Face à la recrudescence des cas graves liés à l’usage détourné du protoxyde d’azote, le gouverneur de la région du Littoral interdit désormais sa commercialisation et sa consommation à des fins récréatives dans toute la région.
Après plusieurs cas graves rapportés, le gouverneur de la région du Littoral interdit la commercialisation et la consommation par usage détourné du protoxyde d’azote (molécule : N₂O). La décision figure dans un communiqué signé le 25 mai 2026. Dans ce document, Samuel Dieudonné Ivaha Diboua déplore « la recrudescence de la pratique de consommation du protoxyde d’azote (molécule : N₂O), communément appelé gaz hilarant ». La commercialisation et la consommation par usage détourné de ladite substance que le gouverneur qualifie de « hautement psychotrope et hallucinogène » à des fins de « divertissement », restent dès lors formellement interdites sur toute l’étendue de la Région du Littoral.
Selon le gouverneur, cette interdiction vise principalement « à protéger la santé des populations et principalement des jeunes face aux dangers liés à l’inhalation de ce gaz » dans sa circonscription de Commandement.
La mesure concerne l’ensemble du territoire régional. Les promoteurs de boîtes de nuit, snack-bars et autres espaces récréatifs directement interpellés. Les contrevenants s’exposent à des sanctions prévues par la loi, pouvant aller jusqu’à la fermeture des établissements jugés réfractaires.
Qu’est-ce que le protoxyde d’azote ?
D’après une revue des Hospices Civils de Lyon intitulée « Alerte sur l’usage détourné du gaz hilarant (protoxyde d’azote) », cette molécule de formule chimique N₂O, est un gaz médical réglementé. Il s’utilise principalement à des fins anesthésiques et analgésiques. Il s’emploie également dans l’industrie alimentaire, notamment dans les siphons à chantilly. Ainsi que dans certaines bonbonnes culinaires destinées à servir comme générateur d’aérosols. Il est alors pur et d’autant plus dangereux.
Dans son usage détourné, le gaz est inhalé à l’aide d’un ballon après ouverture de la cartouche. Cette pratique, de plus en plus répandue chez certains jeunes, pour ses effets euphorisants et désinhibiteurs de courte durée. Selon la Mission interministérielle de lutte contre les drogues et les conduites addictives (MILDECA) en France, cette consommation s’est amplifiée ces dernières années, tout comme le nombre de complications médicales observées.

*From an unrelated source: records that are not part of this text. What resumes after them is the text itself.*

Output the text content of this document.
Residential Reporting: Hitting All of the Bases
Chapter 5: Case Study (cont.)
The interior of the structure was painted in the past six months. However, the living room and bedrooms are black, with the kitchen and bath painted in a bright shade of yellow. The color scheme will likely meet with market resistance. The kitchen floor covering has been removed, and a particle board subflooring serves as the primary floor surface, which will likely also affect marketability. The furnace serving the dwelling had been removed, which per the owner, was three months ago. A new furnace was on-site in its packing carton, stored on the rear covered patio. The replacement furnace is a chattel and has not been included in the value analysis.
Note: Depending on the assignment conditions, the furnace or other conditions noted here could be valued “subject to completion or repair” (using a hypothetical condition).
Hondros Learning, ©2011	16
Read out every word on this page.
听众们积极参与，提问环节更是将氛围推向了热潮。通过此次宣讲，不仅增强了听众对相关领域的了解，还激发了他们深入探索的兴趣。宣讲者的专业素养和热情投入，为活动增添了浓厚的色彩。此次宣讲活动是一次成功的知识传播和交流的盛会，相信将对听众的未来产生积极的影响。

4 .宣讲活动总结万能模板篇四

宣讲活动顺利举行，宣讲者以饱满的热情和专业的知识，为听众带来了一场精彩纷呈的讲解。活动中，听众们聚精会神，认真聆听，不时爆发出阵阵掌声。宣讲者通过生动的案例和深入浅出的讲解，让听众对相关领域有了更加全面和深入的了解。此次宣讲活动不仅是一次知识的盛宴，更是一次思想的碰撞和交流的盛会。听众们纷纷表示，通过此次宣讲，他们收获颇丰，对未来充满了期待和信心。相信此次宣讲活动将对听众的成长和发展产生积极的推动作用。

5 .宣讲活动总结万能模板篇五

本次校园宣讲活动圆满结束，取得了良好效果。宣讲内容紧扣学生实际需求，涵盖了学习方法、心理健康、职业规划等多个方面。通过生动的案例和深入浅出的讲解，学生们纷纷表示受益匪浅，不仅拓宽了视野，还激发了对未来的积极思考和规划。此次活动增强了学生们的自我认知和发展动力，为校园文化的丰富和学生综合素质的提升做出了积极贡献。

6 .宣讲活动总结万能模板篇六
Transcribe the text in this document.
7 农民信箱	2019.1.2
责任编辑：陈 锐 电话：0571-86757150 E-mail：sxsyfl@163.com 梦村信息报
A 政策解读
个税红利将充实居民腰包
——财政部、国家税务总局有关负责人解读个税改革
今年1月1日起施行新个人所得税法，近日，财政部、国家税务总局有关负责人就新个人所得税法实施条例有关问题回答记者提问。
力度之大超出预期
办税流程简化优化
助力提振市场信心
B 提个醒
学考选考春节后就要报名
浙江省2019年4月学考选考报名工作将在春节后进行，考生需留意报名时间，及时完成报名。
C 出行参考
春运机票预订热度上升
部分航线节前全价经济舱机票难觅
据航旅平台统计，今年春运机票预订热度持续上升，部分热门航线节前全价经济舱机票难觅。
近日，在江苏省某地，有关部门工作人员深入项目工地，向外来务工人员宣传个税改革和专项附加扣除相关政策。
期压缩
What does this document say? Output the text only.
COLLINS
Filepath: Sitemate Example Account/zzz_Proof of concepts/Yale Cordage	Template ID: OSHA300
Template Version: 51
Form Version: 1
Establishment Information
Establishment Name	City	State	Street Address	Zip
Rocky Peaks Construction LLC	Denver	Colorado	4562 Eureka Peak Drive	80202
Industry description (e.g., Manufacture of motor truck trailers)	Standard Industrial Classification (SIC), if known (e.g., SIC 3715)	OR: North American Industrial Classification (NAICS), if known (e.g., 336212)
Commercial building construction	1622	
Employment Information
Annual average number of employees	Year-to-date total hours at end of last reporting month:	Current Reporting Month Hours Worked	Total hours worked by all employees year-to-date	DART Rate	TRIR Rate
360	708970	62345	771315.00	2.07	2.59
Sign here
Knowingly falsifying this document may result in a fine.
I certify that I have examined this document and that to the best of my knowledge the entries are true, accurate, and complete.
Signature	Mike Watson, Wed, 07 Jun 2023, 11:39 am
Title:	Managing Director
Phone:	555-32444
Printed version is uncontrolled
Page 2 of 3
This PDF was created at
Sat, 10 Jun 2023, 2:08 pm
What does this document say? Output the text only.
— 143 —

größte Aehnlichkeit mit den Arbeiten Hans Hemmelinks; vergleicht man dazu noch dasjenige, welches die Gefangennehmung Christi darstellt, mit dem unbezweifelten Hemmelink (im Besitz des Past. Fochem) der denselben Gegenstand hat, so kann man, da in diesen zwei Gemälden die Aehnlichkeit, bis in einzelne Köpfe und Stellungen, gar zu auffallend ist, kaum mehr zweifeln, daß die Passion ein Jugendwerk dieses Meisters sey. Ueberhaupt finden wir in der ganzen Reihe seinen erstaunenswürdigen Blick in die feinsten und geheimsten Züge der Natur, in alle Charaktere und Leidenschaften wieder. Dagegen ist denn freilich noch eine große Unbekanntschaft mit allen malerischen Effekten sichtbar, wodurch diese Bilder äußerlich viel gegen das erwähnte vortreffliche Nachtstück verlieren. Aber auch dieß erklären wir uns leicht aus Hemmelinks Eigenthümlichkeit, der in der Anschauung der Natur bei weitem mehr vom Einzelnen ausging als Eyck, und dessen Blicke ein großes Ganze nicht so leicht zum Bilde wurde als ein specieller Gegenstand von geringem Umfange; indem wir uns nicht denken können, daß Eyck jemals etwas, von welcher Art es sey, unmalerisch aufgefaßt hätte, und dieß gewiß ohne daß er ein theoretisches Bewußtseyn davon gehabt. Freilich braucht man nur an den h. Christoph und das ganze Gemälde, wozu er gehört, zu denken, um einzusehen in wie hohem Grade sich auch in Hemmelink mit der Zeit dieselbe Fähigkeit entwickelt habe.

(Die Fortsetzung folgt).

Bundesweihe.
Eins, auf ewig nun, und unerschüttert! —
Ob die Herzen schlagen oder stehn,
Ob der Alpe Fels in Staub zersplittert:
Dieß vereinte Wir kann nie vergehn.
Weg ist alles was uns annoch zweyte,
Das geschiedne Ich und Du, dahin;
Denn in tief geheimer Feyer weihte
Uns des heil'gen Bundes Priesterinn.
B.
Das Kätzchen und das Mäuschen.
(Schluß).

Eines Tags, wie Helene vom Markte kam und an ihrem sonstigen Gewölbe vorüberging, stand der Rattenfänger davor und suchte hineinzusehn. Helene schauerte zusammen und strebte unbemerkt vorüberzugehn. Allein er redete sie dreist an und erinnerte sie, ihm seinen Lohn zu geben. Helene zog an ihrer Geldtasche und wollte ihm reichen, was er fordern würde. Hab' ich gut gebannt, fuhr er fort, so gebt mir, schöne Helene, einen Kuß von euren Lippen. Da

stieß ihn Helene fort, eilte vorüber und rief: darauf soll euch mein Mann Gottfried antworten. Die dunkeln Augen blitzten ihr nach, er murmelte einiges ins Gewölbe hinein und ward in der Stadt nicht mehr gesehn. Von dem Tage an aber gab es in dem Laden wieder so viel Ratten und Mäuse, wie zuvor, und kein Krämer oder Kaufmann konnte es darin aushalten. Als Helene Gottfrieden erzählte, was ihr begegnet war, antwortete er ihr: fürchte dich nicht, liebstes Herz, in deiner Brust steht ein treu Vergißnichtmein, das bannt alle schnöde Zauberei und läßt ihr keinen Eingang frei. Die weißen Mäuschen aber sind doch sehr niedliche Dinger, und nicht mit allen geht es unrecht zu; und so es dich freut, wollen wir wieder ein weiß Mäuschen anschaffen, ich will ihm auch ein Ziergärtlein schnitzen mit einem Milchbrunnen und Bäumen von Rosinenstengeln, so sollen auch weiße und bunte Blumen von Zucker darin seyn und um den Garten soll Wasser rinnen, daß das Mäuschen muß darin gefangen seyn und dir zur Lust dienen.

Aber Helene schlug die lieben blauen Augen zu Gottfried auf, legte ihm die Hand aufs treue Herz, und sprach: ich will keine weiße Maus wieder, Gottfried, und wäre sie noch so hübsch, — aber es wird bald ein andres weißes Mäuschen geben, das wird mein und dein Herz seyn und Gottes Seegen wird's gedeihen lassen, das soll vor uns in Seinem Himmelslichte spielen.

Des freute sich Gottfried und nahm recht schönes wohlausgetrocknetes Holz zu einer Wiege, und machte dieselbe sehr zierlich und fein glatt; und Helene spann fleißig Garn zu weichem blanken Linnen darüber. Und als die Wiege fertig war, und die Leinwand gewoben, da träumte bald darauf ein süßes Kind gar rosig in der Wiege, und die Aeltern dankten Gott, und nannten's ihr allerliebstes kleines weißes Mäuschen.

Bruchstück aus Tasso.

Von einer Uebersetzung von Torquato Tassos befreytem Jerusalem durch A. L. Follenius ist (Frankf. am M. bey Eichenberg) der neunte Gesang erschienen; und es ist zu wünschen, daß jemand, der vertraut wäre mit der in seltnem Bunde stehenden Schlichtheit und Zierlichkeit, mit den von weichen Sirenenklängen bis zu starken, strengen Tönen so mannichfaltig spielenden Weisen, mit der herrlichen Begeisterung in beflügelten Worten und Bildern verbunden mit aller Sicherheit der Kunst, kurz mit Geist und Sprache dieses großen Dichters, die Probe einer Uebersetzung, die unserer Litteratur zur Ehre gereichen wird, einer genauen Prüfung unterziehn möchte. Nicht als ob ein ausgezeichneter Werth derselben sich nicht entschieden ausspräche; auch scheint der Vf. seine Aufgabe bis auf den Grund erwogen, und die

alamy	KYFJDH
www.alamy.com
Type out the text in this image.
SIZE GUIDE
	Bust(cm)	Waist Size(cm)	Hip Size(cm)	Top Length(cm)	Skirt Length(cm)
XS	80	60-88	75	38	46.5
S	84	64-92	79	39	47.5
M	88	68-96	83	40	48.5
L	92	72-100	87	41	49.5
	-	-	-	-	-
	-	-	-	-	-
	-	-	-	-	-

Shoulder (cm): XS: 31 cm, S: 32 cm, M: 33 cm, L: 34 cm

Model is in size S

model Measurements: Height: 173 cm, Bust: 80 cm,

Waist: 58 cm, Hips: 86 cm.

Des risques graves pour la santé
Les spécialistes alertent sur les dangers immédiats liés à l’inhalation du protoxyde d’azote. Parmi les risques recensés figurent notamment l’asphyxie par manque d’oxygène, les pertes de connaissance, les brûlures dues au froid du gaz expulsé, les vertiges, la désorientation et les chutes. À long terme, des consommations répétées ou à fortes doses peuvent provoquer de sévères troubles neurologiques, psychiatriques, cardiaques ou encore hématologiques. «
Les médecins soulignent également que la consommation du « gaz hilarant » associée à l’alcool ou à d’autres substances psychoactives augmente considérablement les risques pour la santé.
« Cet usage concerne un public jeune avec des consommations parfois répétées voire massives de cartouches ou de bonbonnes culinaires, à la recherche d’une euphorie et de désinhibition », précise le Dr Cécile Chevallier du Centre Antipoison et d’Addictovigilance de Lyon.